I already had the root certificates installed, bu unfortunatelly that didn't help. Are you able to use the new "per mail" encryption?

I just wanted to chime in and say that I'm also experiencing issues encrypting messages, though the signing appears to be working correctly. I used the iPhone Configuration Utility to install the certificates (issued by COMODO). The certificates install as expected, however Mail.app returns an 'Unable to Encrypt' error on my iPhone 6 Plus running 8.0.2.

I've used the same process to install these exact certificates in the past, including very recently on a replacement iPhone 5 handset. I am wondering whether the issue affects the newer iPhone 6 hardware only. In any case, I have now reported the issue and raised a RADAR (18480971).

I'm having the same problem. I've tried over the air (OTA) provision of .p12 files, both with and without passwords; I've tried manual import via Apple Configurator, both with and without password. Sadly it never works.

Unfortunately, this issue remains unfixed in iOS 8.1. Has anyone managed to get this working yet?

EDIT: it appears in iOS 8 you are required to manually install a user's Public Key — even your own! To test this:

1. Email yourself ensuring the message is signed

2. Touch the Verified badge beside your name

3. Touch 'View Certificate'

4. Touch 'Install'

Composing an email to yourself now should offer Encryption.

This appears particularly cumbersome given how automatic this process was in iOS 7 and earlier. Further discussion here: iOS 8 Per User S/MIME

Hello together,

do you have some news about that? I have the same problem since iOs 8.x and on my iPhone6. on my iPad2 everythink works fine with s/mime under iOs 8.x.
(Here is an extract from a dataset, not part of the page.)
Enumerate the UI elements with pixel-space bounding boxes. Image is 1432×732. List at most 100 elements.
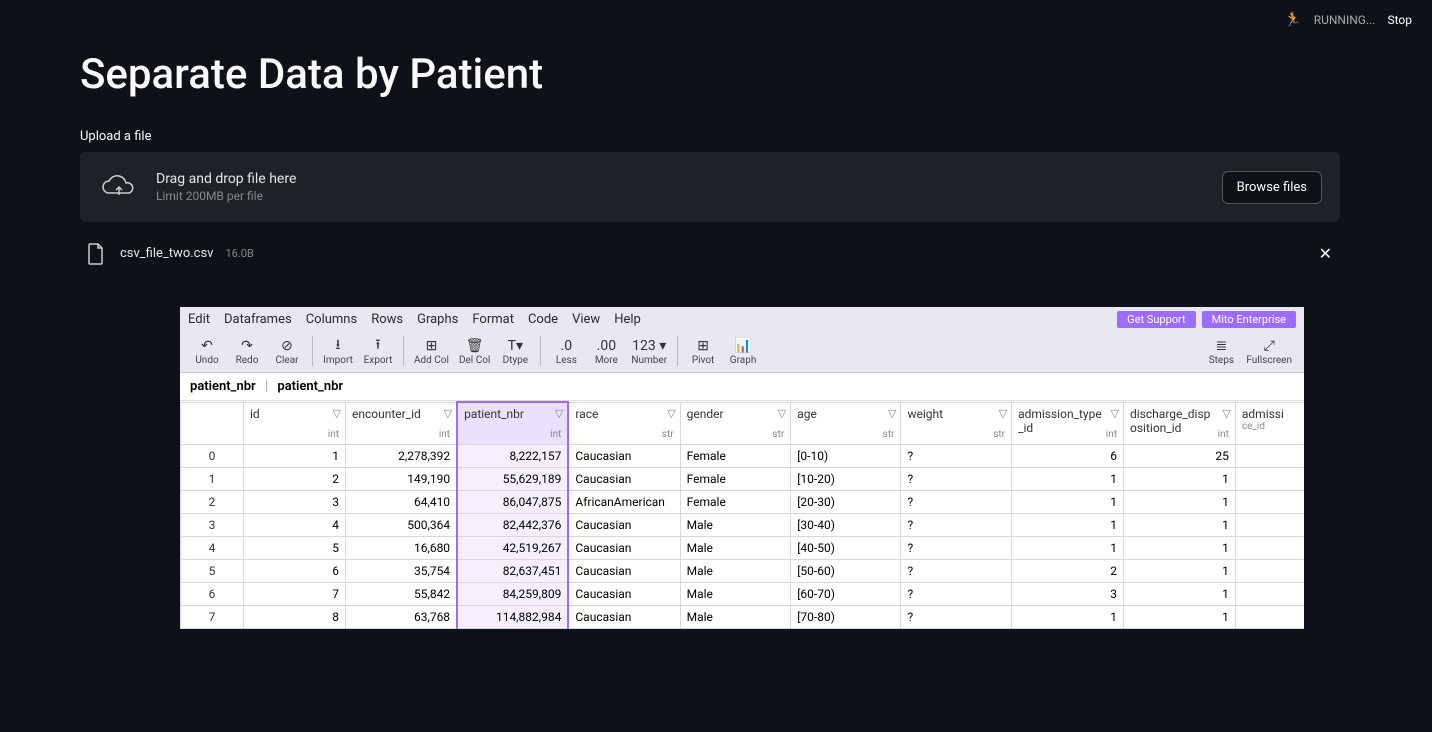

But not on my iPad air too...

iOS 8.1 is not a solution for this problem.

Hello,

here are my reports:

I noticed this problem after enabling the iCloud keychain.

i had two accounts using S/MIME installed. Only one account was affected by this issue. Both certificates are from the same CA.
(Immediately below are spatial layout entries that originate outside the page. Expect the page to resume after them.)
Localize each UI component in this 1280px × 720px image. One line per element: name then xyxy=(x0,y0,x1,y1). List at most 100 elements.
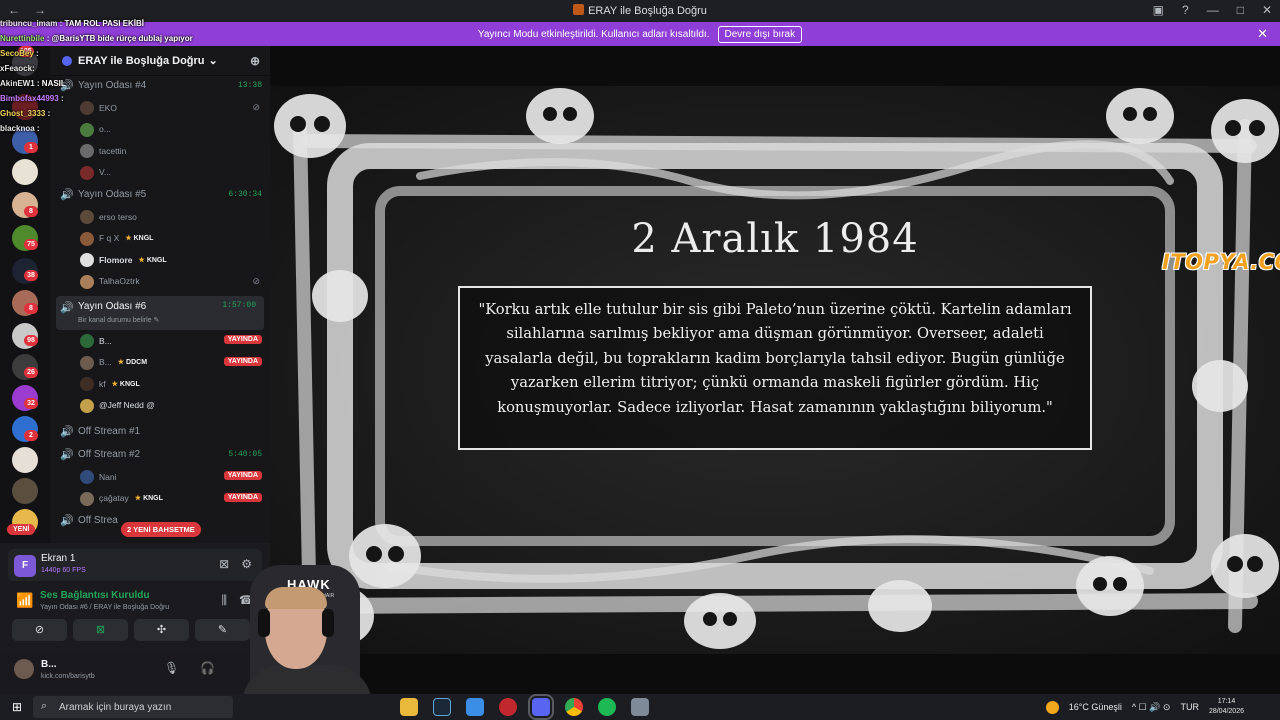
notice-text: Yayıncı Modu etkinleştirildi. Kullanıcı … xyxy=(477,28,710,40)
voice-channel-off-1[interactable]: 🔊 Off Stream #1 xyxy=(50,420,270,443)
chat-message: blacknoa : xyxy=(0,121,210,136)
input-language[interactable]: TUR xyxy=(1180,702,1199,712)
app-icon[interactable] xyxy=(631,698,649,716)
microphone-icon[interactable]: 🎙 xyxy=(164,661,179,675)
unread-badge: 38 xyxy=(24,270,38,281)
app-icon[interactable] xyxy=(499,698,517,716)
chat-user: AkinEW1 xyxy=(0,79,35,88)
diary-quote: "Korku artık elle tutulur bir sis gibi P… xyxy=(458,286,1092,450)
voice-member[interactable]: kf KNGL xyxy=(50,373,270,395)
disable-streamer-mode-button[interactable]: Devre dışı bırak xyxy=(717,25,803,43)
live-badge: YAYINDA xyxy=(223,492,262,502)
chat-user: tribuncu_imam xyxy=(0,19,58,28)
chat-user: blacknoa xyxy=(0,124,35,133)
channel-name: Off Stream #1 xyxy=(78,426,141,437)
channel-status[interactable]: Bir kanal durumu belirle ✎ xyxy=(78,316,159,324)
channel-name: Off Strea xyxy=(78,515,118,526)
voice-member[interactable]: Flomore KNGL xyxy=(50,249,270,271)
avatar xyxy=(80,144,94,158)
voice-member[interactable]: TalhaOztrk ⊘ xyxy=(50,271,270,293)
channel-name: Off Stream #2 xyxy=(78,449,141,460)
stream-view: 2 Aralık 1984 "Korku artık elle tutulur … xyxy=(270,46,1280,694)
avatar xyxy=(80,231,94,246)
unread-badge: 2 xyxy=(24,430,38,441)
chat-text: : xyxy=(36,124,40,133)
close-window-button[interactable]: ✕ xyxy=(1262,3,1272,17)
chrome-icon[interactable] xyxy=(565,698,583,716)
activities-button[interactable]: ✣ xyxy=(134,619,189,641)
voice-member[interactable]: @Jeff Nedd @ xyxy=(50,395,270,417)
chat-text: : xyxy=(47,109,51,118)
streamer-hair xyxy=(265,587,327,609)
help-icon[interactable]: ? xyxy=(1182,3,1189,17)
voice-channel-off-2[interactable]: 🔊 Off Stream #2 5:40:05 xyxy=(50,443,270,466)
speaker-icon: 🔊 xyxy=(60,449,74,461)
screen-title: Ekran 1 xyxy=(41,553,76,564)
voice-member[interactable]: erso terso xyxy=(50,206,270,228)
member-tag: KNGL xyxy=(125,234,154,242)
screen-share-button[interactable]: ⊠ xyxy=(73,619,128,641)
mic-muted-icon: ⊘ xyxy=(252,102,260,112)
chat-user: Ghost_3333 xyxy=(0,109,46,118)
avatar xyxy=(80,165,94,180)
steam-icon[interactable] xyxy=(433,698,451,716)
new-unreads-pill[interactable]: YENİ xyxy=(7,524,36,535)
user-name: B... xyxy=(41,659,57,670)
chat-text: : TAM ROL PASI EKİBİ xyxy=(59,19,145,28)
unread-badge: 32 xyxy=(24,398,38,409)
camera-off-button[interactable]: ⊘ xyxy=(12,619,67,641)
chat-message: xFeaock: xyxy=(0,61,210,76)
close-notice-icon[interactable]: ✕ xyxy=(1257,26,1268,42)
stream-chat-overlay: tribuncu_imam : TAM ROL PASI EKİBİ Nuret… xyxy=(0,16,210,136)
taskbar-search[interactable]: ⌕ Aramak için buraya yazın xyxy=(33,696,233,718)
server-icon[interactable] xyxy=(12,159,38,185)
spotify-icon[interactable] xyxy=(598,698,616,716)
member-name: Flomore xyxy=(99,254,133,265)
weather-text[interactable]: 16°C Güneşli xyxy=(1069,702,1122,712)
live-badge: YAYINDA xyxy=(223,356,262,366)
inbox-icon[interactable]: ▣ xyxy=(1153,3,1164,17)
member-tag: KNGL xyxy=(112,380,140,388)
maximize-button[interactable]: □ xyxy=(1237,3,1244,17)
member-name: B... xyxy=(99,357,112,368)
discord-icon[interactable] xyxy=(528,694,554,720)
voice-member[interactable]: V... xyxy=(50,162,270,184)
voice-channel-yayin-5[interactable]: 🔊 Yayın Odası #5 6:30:34 xyxy=(50,183,270,206)
unread-badge: 26 xyxy=(24,367,38,378)
file-explorer-icon[interactable] xyxy=(400,698,418,716)
voice-status-text[interactable]: Ses Bağlantısı Kuruldu xyxy=(40,590,149,601)
channel-timer: 5:40:05 xyxy=(228,450,262,459)
tray-icons[interactable]: ^ ☐ 🔊 ⊙ xyxy=(1132,702,1171,713)
voice-member[interactable]: B... DDCM YAYINDA xyxy=(50,352,270,374)
unread-badge: 75 xyxy=(24,239,38,250)
member-name: V... xyxy=(99,167,111,178)
chat-message: Nurettinbile : @BarisYTB bide rürçe dubl… xyxy=(0,31,210,46)
new-mentions-pill[interactable]: 2 YENİ BAHSETME xyxy=(121,522,201,537)
voice-member[interactable]: tacettin xyxy=(50,140,270,162)
app-icon[interactable] xyxy=(466,698,484,716)
member-tag: KNGL xyxy=(135,494,163,502)
member-name: B... xyxy=(99,335,112,346)
start-button[interactable]: ⊞ xyxy=(12,700,22,714)
voice-member[interactable]: Nani YAYINDA xyxy=(50,466,270,488)
headset-icon xyxy=(322,609,334,637)
system-tray: 16°C Güneşli ^ ☐ 🔊 ⊙ TUR 17:14 28/04/202… xyxy=(1045,694,1244,720)
voice-member[interactable]: çağatay KNGL YAYINDA xyxy=(50,488,270,510)
chat-text: : xyxy=(36,49,39,58)
sponsor-watermark: ITOPYA.COM xyxy=(1162,250,1280,274)
voice-channel-yayin-6[interactable]: 🔊 Yayın Odası #6 1:57:00 Bir kanal durum… xyxy=(56,296,264,330)
minimize-button[interactable]: — xyxy=(1207,3,1219,17)
avatar[interactable] xyxy=(14,659,34,679)
clock[interactable]: 17:14 28/04/2026 xyxy=(1209,697,1244,717)
diary-scene: 2 Aralık 1984 "Korku artık elle tutulur … xyxy=(270,86,1280,654)
server-icon[interactable] xyxy=(12,447,38,473)
headset-icon xyxy=(258,609,270,637)
voice-member[interactable]: B... YAYINDA xyxy=(50,330,270,352)
member-name: F q X xyxy=(99,233,120,244)
voice-member[interactable]: F q X KNGL xyxy=(50,228,270,250)
search-icon: ⌕ xyxy=(41,700,48,712)
channel-timer: 1:57:00 xyxy=(222,301,256,310)
speaker-icon: 🔊 xyxy=(60,515,74,527)
invite-people-icon[interactable]: ⊕ xyxy=(250,54,260,68)
server-icon[interactable] xyxy=(12,478,38,504)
I first tried reinstalling the certificate without success. But since users were reporting in this thread, that playing around with the configuration suddenly resolved the issue i completely removed the mail account from the device and reconfigured it from scratch. This fixes the issue.

Its a little bit annoying to type in the account info again, but at least for me this is a solution.

HTH

It was working fine on my iPad 2 after the iOS 8 upgrade, but not on my iPhone 6 which was synced from a profile from my old iPhone 4. Removing and reinstalling the email accounts solved the problem.

Thanks odx!

I had a very similar issue too. I got the message that my profile wasn't installed and couldn't encrypt any messages, despite the fact that it was installed correctly. I simply did a hard reset of the device (iPhone 6 Plus), by holding the Home button and Power Button together for 10 seconds... and after it rebooted I was able to sign and encrypt my emails normally. That seemed to fix the problem.

Like for the others, I had also to delete and re-create my exchange mailbox. I moved today from iPhone 5s to 6 and used iTunes to migrate my settings. I installed root and intermedia certificate before my signing certificate including private key. iPhone said, the certificate could be verified. But still I got the same message as you. Deleting and recreating mailbox helped.